I have a polynomial ${\frac{{{{({z^2})}^p} \pm {p^p}}}{{{z^2} \pm p}}}$ where $p$ is an odd prime number, and I know it splits into two factors $$ \sum_{i = 0}^{p - 1} a_i z^i \text{ and } \sum_{i = 0}^{p - 1} ( - 1)^i a_i z^i $$
For example, when $p=5$ $$ \begin{eqnarray*} \frac{x^{10}-5^5}{x^2-5} &=& x^8+5x^6+25x^4+125x^2+625\\ &=& (x^4 + 5x^3+15x^2+25x+25)(x^4-5x^3+15x^2-25x+25) \end{eqnarray*} $$ Does anyone know a nice method for determining these two factoring polynomials?
On
Here is a follow-up from my comment, but unfortunately it does not work. Since it is too long for a comment, I leave it here as an answer.
Set $z=\lambda x$, where $\lambda= \sqrt{p}$ for convenience.

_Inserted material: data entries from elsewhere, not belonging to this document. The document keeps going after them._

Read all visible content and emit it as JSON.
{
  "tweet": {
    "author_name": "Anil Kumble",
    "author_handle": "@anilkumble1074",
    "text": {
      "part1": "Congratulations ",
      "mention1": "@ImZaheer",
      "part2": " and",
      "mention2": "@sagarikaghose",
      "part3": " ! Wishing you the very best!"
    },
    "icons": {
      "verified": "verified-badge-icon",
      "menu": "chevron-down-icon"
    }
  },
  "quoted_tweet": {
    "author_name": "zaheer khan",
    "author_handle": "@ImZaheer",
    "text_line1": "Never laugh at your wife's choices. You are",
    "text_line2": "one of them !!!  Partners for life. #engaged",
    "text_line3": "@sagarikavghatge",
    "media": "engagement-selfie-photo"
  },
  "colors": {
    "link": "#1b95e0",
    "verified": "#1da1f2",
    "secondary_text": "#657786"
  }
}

Then your polynomials are $p^{p-1}\dfrac{(x^2)^p\pm1}{x^2\pm1}$.
Now $(x^2)^p-1=x^{2p}-1=\Phi_{2p}(x)\Phi_p(x)\Phi_2(x)\Phi_1(x)=\Phi_p(-x)\Phi_p(x)(x^2-1)$, where $\Phi_n$ is the $n$-th cyclotomic polynomial.
Then $p^{p-1}\dfrac{((x^2)^p-1)}{x^2-1}=\lambda^{2p-2}\Phi_p(-x)\Phi_p(x)=(\lambda^{p-1}\Phi_p(-x))(\lambda^{p-1}\Phi_p(x))=Q(-z)Q(z)$, where $Q(z)=\lambda^{p-1}\Phi_p(x)=\lambda^{p-1}\Phi_p(z/\lambda)$.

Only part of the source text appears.